“Multiculturalism,” writes Claremont Institute board chairman Thomas Klingenstein, “conceives of society as a collection of cultural identity groups, each with its own worldview, all oppressed by white males, collectively existing within permeable national boundaries. Multiculturalism replaces American citizens with so-called ‘global citizens.’ It carves ‘tribes’ out of a society whose most extraordinary success has been their assimilation into one people. It makes education a political exercise in the liberation of an increasing number of ‘others,’ and makes American history a collection of stories of white oppression, thereby dismantling our unifying, self-affirming narrative—without which no nation can long survive.”
No longer the faddish doctrine it once appeared to be, safely confined to the faculty lounge, multiculturalism, says Klingenstein, has coercively sought to become America’s new normal. And only in 2016 did a national figure prove capable of blunting its drive. “During the 2016 campaign, Trump exposed multiculturalism as the revolutionary movement it is. He showed us that multiculturalism, like slavery in the 1850s, is an existential threat. Trump exposed this threat by standing up to it and its enforcement arm, political correctness.”

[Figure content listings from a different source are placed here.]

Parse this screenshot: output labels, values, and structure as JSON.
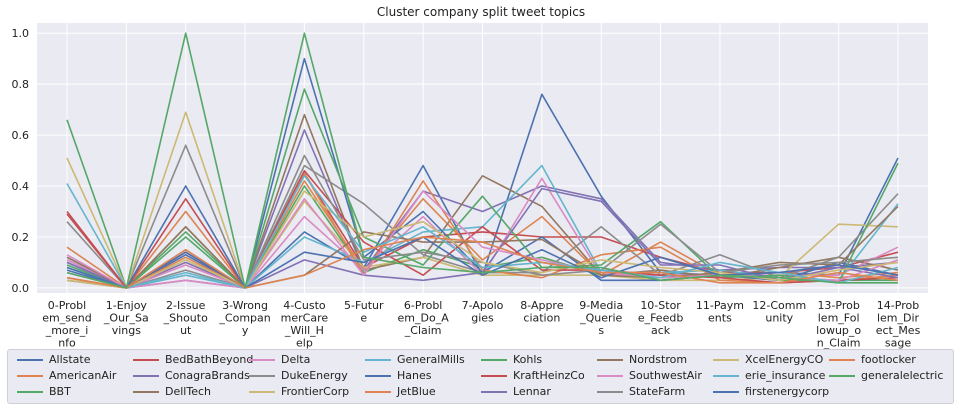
{
  "chart_data": {
    "type": "line",
    "title": "Cluster company split tweet topics",
    "xlabel": "",
    "ylabel": "",
    "ylim": [
      -0.02,
      1.04
    ],
    "yticks": [
      "0.0",
      "0.2",
      "0.4",
      "0.6",
      "0.8",
      "1.0"
    ],
    "grid": true,
    "legend_position": "bottom",
    "categories": [
      [
        "0-Probl",
        "em_send",
        "_more_i",
        "nfo"
      ],
      [
        "1-Enjoy",
        "_Our_Sa",
        "vings"
      ],
      [
        "2-Issue",
        "_Shouto",
        "ut"
      ],
      [
        "3-Wrong",
        "_Compan",
        "y"
      ],
      [
        "4-Custo",
        "merCare",
        "_Will_H",
        "elp"
      ],
      [
        "5-Futur",
        "e"
      ],
      [
        "6-Probl",
        "em_Do_A",
        "_Claim"
      ],
      [
        "7-Apolo",
        "gies"
      ],
      [
        "8-Appre",
        "ciation"
      ],
      [
        "9-Media",
        "_Querie",
        "s"
      ],
      [
        "10-Stor",
        "e_Feedb",
        "ack"
      ],
      [
        "11-Paym",
        "ents"
      ],
      [
        "12-Comm",
        "unity"
      ],
      [
        "13-Prob",
        "lem_Fol",
        "lowup_o",
        "n_Claim"
      ],
      [
        "14-Prob",
        "lem_Dir",
        "ect_Mes",
        "sage"
      ]
    ],
    "series": [
      {
        "name": "Allstate",
        "color": "#4c72b0",
        "values": [
          0.07,
          0,
          0.13,
          0,
          0.22,
          0.08,
          0.48,
          0.05,
          0.76,
          0.36,
          0.06,
          0.05,
          0.06,
          0.05,
          0.51
        ]
      },
      {
        "name": "AmericanAir",
        "color": "#dd8452",
        "values": [
          0.16,
          0,
          0.3,
          0,
          0.42,
          0.07,
          0.35,
          0.11,
          0.28,
          0.05,
          0.18,
          0.05,
          0.06,
          0.04,
          0.06
        ]
      },
      {
        "name": "BBT",
        "color": "#55a868",
        "values": [
          0.66,
          0,
          0.2,
          0,
          0.4,
          0.06,
          0.15,
          0.08,
          0.12,
          0.05,
          0.04,
          0.05,
          0.03,
          0.03,
          0.03
        ]
      },
      {
        "name": "BedBathBeyond",
        "color": "#c44e52",
        "values": [
          0.3,
          0,
          0.35,
          0,
          0.45,
          0.08,
          0.2,
          0.22,
          0.2,
          0.2,
          0.12,
          0.06,
          0.06,
          0.08,
          0.14
        ]
      },
      {
        "name": "ConagraBrands",
        "color": "#8172b3",
        "values": [
          0.12,
          0,
          0.1,
          0,
          0.62,
          0.07,
          0.38,
          0.3,
          0.4,
          0.35,
          0.1,
          0.07,
          0.08,
          0.08,
          0.1
        ]
      },
      {
        "name": "DellTech",
        "color": "#937860",
        "values": [
          0.03,
          0,
          0.24,
          0,
          0.68,
          0.07,
          0.12,
          0.44,
          0.32,
          0.05,
          0.07,
          0.04,
          0.08,
          0.12,
          0.07
        ]
      },
      {
        "name": "Delta",
        "color": "#da8bc3",
        "values": [
          0.11,
          0,
          0.09,
          0,
          0.28,
          0.07,
          0.28,
          0.05,
          0.43,
          0.05,
          0.05,
          0.05,
          0.05,
          0.05,
          0.16
        ]
      },
      {
        "name": "DukeEnergy",
        "color": "#8c8c8c",
        "values": [
          0.26,
          0,
          0.56,
          0,
          0.48,
          0.33,
          0.13,
          0.06,
          0.06,
          0.24,
          0.05,
          0.13,
          0.04,
          0.12,
          0.37
        ]
      },
      {
        "name": "FrontierCorp",
        "color": "#ccb974",
        "values": [
          0.51,
          0,
          0.69,
          0,
          0.34,
          0.08,
          0.12,
          0.05,
          0.05,
          0.05,
          0.03,
          0.03,
          0.04,
          0.25,
          0.24
        ]
      },
      {
        "name": "GeneralMills",
        "color": "#64b5cd",
        "values": [
          0.41,
          0,
          0.05,
          0,
          0.2,
          0.1,
          0.22,
          0.24,
          0.48,
          0.06,
          0.06,
          0.07,
          0.04,
          0.03,
          0.33
        ]
      },
      {
        "name": "Hanes",
        "color": "#4c72b0",
        "values": [
          0.1,
          0,
          0.4,
          0,
          0.9,
          0.12,
          0.3,
          0.06,
          0.2,
          0.03,
          0.03,
          0.05,
          0.03,
          0.1,
          0.05
        ]
      },
      {
        "name": "JetBlue",
        "color": "#dd8452",
        "values": [
          0.04,
          0,
          0.12,
          0,
          0.45,
          0.05,
          0.42,
          0.07,
          0.04,
          0.13,
          0.16,
          0.03,
          0.02,
          0.03,
          0.05
        ]
      },
      {
        "name": "Kohls",
        "color": "#55a868",
        "values": [
          0.09,
          0,
          0.22,
          0,
          0.78,
          0.2,
          0.09,
          0.36,
          0.08,
          0.09,
          0.26,
          0.04,
          0.05,
          0.02,
          0.49
        ]
      },
      {
        "name": "KraftHeinzCo",
        "color": "#c44e52",
        "values": [
          0.29,
          0,
          0.14,
          0,
          0.46,
          0.18,
          0.05,
          0.24,
          0.07,
          0.07,
          0.05,
          0.04,
          0.02,
          0.03,
          0.04
        ]
      },
      {
        "name": "Lennar",
        "color": "#8172b3",
        "values": [
          0.1,
          0,
          0.03,
          0,
          0.11,
          0.05,
          0.03,
          0.06,
          0.39,
          0.34,
          0.09,
          0.09,
          0.03,
          0.08,
          0.04
        ]
      },
      {
        "name": "Nordstrom",
        "color": "#937860",
        "values": [
          0.12,
          0,
          0.24,
          0,
          0.05,
          0.22,
          0.18,
          0.18,
          0.19,
          0.05,
          0.04,
          0.06,
          0.1,
          0.09,
          0.32
        ]
      },
      {
        "name": "SouthwestAir",
        "color": "#da8bc3",
        "values": [
          0.13,
          0,
          0.03,
          0,
          0.35,
          0.05,
          0.38,
          0.16,
          0.11,
          0.06,
          0.04,
          0.05,
          0.04,
          0.03,
          0.11
        ]
      },
      {
        "name": "StateFarm",
        "color": "#8c8c8c",
        "values": [
          0.06,
          0,
          0.07,
          0,
          0.52,
          0.11,
          0.14,
          0.1,
          0.05,
          0.07,
          0.25,
          0.06,
          0.09,
          0.1,
          0.12
        ]
      },
      {
        "name": "XcelEnergyCO",
        "color": "#ccb974",
        "values": [
          0.03,
          0,
          0.11,
          0,
          0.38,
          0.2,
          0.26,
          0.1,
          0.06,
          0.11,
          0.08,
          0.06,
          0.03,
          0.07,
          0.1
        ]
      },
      {
        "name": "erie_insurance",
        "color": "#64b5cd",
        "values": [
          0.08,
          0,
          0.06,
          0,
          0.44,
          0.14,
          0.24,
          0.08,
          0.1,
          0.07,
          0.04,
          0.1,
          0.06,
          0.02,
          0.08
        ]
      },
      {
        "name": "firstenergycorp",
        "color": "#4c72b0",
        "values": [
          0.08,
          0,
          0.14,
          0,
          0.14,
          0.1,
          0.2,
          0.05,
          0.15,
          0.04,
          0.12,
          0.05,
          0.06,
          0.09,
          0.05
        ]
      },
      {
        "name": "footlocker",
        "color": "#dd8452",
        "values": [
          0.04,
          0,
          0.15,
          0,
          0.05,
          0.15,
          0.2,
          0.18,
          0.1,
          0.06,
          0.06,
          0.02,
          0.02,
          0.06,
          0.03
        ]
      },
      {
        "name": "generalelectric",
        "color": "#55a868",
        "values": [
          0.06,
          0,
          1.0,
          0,
          1.0,
          0.12,
          0.08,
          0.06,
          0.08,
          0.08,
          0.03,
          0.05,
          0.04,
          0.02,
          0.02
        ]
      }
    ]
  }
}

Norman Podhoretz says Trump is on the right side of the fundamental divide. Conrad Black argues Americans must therefore choose between multiculturalism and Trump’s leadership. Were it not for Trump’s opposition to the multiculturalist temptation on both the Right and the Left, R. R. Reno writes, his candidacy would have failed.
Philosophically, John Marini explains, the multiculturalist movement is a manifestation of mass technology and consumer society. Practical success against it, according to John Fonte, means moving the fight from politics into policy. While David Azerrad lays bare the identity politics playbook, Richard Reinsch emphasizes the cultural imperatives of a restored constitutional morality.